Iluminismo Às Escuras: ideologia ou deriva ideológica?

  Há uns quantos iluminados que confundem o plano ideológico com o plano terreno. Ou então não é confusão, é propósito.
  Deixo aqui o meu manifesto, de uma forma redutora, mas para que não haja dúvidas: sou de esquerda, sou socialista democrata, defendo uma economia democrática, baseada no serviço público e posta em prática por cidadãos conscientes dos seus direitos e deveres em democracia política. Sou socialista, mas também sou democrata. Aliás, antes de ser socialista, sou democrata. Rejeito qualquer tipo de autoritarismo e totalitarismo partidário, rejeito regimes opressores de partido único, rejeito a repressão e a opressão, seja ela de direita ou de esquerda. Sou neto da democracia, da qual os meus pais são filhos e os meus avós são pais. O meu último objectivo, enquanto cidadão e enquanto pensador, é destruí-la. Por tal, não confundo teoria ideológica com a História real; como também não confundo a legítima fé dos Homens com fundamentalismos religiosos.
  Como tal, cada vez mais vejo pessoas da minha geração que parecem não ter aprendido nada com a História e, montadas no ideal (porque hoje o ideal vale mais do que o pensar sozinho), desbravam novos contos de fadas, onde partidos totalitários não são, afinal, assim tão totalitários, onde regimes imperialistas opressores não foram, afinal, tão imperialistas e opressores como pareciam e onde ditadores sanguinários que mataram em nome de um ideal não eram, afinal, tão assassinos como a História mostrou que foram.

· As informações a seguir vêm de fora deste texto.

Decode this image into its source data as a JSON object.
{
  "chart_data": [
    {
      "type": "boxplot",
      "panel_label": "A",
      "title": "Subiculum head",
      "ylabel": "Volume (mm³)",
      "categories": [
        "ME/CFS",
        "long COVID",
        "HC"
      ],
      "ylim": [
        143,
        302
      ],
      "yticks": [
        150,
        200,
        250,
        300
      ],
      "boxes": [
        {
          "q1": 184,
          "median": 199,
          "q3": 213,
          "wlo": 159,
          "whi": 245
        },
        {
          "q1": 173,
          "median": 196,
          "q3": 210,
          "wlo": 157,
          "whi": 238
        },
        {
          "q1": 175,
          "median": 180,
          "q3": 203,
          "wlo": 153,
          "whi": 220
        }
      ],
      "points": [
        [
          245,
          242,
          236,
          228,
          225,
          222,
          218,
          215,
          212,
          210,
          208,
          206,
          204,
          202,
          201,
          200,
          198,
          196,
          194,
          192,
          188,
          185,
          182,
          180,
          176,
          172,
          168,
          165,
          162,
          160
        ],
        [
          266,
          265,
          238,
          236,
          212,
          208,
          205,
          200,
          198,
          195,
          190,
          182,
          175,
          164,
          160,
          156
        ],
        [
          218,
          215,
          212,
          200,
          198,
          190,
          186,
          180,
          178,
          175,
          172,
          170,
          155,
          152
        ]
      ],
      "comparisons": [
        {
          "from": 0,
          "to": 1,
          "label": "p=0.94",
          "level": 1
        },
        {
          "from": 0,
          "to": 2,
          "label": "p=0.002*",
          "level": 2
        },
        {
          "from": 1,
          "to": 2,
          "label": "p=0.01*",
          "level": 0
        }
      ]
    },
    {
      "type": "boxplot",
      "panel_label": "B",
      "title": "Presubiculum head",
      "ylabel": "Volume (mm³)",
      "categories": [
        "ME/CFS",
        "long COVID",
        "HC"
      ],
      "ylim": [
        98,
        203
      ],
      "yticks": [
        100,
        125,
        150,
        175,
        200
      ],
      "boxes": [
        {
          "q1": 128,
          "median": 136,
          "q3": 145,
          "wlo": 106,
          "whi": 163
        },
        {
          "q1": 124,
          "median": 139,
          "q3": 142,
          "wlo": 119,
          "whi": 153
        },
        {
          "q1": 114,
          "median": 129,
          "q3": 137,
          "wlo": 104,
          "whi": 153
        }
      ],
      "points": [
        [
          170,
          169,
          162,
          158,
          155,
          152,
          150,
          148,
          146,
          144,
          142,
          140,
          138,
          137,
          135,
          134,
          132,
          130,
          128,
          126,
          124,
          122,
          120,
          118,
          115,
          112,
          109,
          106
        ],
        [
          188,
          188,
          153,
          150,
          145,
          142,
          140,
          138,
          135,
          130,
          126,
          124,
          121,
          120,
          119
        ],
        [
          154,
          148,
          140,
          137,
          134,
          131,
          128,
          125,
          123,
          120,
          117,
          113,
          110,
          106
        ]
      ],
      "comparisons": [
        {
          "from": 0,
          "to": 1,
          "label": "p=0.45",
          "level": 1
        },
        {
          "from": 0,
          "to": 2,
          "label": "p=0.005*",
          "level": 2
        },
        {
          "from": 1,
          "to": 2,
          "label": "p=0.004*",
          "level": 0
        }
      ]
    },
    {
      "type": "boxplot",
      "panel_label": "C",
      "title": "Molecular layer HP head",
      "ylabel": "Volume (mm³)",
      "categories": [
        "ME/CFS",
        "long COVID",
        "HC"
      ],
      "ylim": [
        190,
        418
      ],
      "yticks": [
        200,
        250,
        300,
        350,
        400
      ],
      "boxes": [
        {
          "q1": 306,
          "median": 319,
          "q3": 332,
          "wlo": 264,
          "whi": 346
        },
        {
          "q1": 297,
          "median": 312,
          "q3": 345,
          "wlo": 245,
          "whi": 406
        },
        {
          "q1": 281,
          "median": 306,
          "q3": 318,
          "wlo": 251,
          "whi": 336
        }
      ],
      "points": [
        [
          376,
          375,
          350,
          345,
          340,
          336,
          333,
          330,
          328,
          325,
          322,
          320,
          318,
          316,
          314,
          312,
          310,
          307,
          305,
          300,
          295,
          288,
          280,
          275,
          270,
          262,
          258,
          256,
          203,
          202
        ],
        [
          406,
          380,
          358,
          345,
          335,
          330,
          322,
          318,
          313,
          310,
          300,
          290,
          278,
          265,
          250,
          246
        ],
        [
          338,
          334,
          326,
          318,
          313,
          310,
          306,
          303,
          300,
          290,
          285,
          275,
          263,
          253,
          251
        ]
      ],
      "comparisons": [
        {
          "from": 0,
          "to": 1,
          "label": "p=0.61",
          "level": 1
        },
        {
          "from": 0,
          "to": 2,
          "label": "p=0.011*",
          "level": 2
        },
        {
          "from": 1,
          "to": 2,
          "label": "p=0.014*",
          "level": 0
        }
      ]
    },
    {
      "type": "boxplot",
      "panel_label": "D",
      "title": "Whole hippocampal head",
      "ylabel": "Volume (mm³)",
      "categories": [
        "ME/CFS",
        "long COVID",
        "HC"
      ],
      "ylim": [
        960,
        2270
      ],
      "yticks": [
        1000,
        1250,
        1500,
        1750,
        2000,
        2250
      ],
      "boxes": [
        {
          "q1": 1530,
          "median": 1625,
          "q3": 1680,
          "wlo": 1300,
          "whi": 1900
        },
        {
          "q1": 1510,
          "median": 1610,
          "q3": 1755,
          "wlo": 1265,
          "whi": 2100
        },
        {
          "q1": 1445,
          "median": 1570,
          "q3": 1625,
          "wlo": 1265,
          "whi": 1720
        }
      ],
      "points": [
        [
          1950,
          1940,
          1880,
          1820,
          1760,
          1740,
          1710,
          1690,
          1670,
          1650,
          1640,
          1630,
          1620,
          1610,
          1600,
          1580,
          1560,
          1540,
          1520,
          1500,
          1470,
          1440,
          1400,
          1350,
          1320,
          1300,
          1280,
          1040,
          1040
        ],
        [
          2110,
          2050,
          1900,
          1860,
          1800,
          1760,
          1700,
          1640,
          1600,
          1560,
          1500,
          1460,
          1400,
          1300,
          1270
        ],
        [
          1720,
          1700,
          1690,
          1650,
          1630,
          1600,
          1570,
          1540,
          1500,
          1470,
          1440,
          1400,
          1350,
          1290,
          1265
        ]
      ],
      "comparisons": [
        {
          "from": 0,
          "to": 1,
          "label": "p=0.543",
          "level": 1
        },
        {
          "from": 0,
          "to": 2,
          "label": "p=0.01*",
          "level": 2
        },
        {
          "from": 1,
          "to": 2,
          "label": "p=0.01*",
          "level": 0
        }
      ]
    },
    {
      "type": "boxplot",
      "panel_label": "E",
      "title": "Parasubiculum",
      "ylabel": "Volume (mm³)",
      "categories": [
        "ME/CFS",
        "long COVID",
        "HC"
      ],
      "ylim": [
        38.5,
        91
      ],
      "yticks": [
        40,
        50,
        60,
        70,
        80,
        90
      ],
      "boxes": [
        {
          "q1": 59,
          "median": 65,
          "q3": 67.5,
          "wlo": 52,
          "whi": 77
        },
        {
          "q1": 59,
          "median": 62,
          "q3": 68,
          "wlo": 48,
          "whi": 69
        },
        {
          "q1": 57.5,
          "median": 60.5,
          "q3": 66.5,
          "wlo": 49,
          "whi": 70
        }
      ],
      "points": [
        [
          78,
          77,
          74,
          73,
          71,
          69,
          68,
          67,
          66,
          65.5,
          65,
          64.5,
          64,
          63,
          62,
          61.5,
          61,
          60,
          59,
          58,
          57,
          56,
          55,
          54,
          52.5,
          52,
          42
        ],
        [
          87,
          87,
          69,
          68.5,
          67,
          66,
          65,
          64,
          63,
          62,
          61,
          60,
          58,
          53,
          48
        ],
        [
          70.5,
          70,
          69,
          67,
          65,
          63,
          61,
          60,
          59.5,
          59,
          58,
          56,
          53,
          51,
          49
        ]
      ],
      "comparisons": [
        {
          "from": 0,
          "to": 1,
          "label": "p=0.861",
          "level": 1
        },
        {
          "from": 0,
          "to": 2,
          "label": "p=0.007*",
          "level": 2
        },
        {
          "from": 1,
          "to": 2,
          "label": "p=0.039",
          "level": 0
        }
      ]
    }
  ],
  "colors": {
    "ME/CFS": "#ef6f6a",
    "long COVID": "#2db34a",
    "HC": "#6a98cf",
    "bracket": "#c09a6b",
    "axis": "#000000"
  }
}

  Ter um ideal não nos impede de nada. Não nos impede de questionar, não nos impede de abominar regimes opressores e não nos impede de preferir, sempre, a democracia ao totalitarismo. Identificando-me como socialista democrata, o partido com o qual melhor me identifico com assento parlamentar é o Bloco de Esquerda. Ora, o BE, de raízes pluri-dimensionais, nasceu por oposição a dois partidos: em primeiro lugar, ao PCP, por rejeitar os laivos autoritários e totalitários em que o PCP e os partidos comunistas clássicos redundam; e, em segundo, ao PS, por rejeitar o socialismo dito “real” e uma aproximação do socialismo e da social-democracia à direita. O Bloco de Esquerda é, e sempre foi, um partido que concentra em si várias formas de pensar, à esquerda, diferentes de si mas compatíveis entre si: desde marxistas-leninistas (uma minoria no partido), a trotskistas mandelistas (grande parte da formação do partido foi assente na ideia trotskista de combater o regime opressor soviético) e a socialistas democratas e a sociais-democratas. Não fosse o BE um “partido-de-partidos” (isto é, com base de fundação assente em vários partidos: a saber, UDP, PSR e Política XXI) e não haveria a pluralidade ideológica e de pensamento que existe no Bloco de Esquerda. É também por isto e levado por esta ideia de pluralidade que gosto do BE. Aconselho a leitura do manifesto fundador do partido, de 1999, e deixo aqui o link: https://www.bloco.org/media/comecardenovo.pdf
  Não posso é aceitar que um partido onde me encaixo albergue em si retorcidos mentais que são capazes de enaltecer atrocidades como as que se passaram na antiga URSS e tenham um discurso pró-Partido Comunista. Sei que os há, no Bloco de Esquerda. E, não sendo eu filiado, pouco ou nada posso fazer em relação a isso, senão repudiar e deixar aqui o testemunho da vergonha que sinto por tais factos e dizer-vos que não perceberam nada sobre como o BE surgiu e se fez notar. Comigo não contam para essa “esquerda alternativa” que mais não quer do que uma esquerda antiga baseada na usurpação dos poderes e assente na ladainha dos “trabalhadores e do povo”. Comigo não contam.
  Socialismo, por convicção e pensamento. Democracia, pela Humanidade e contra qualquer tipo de autoritarismo político.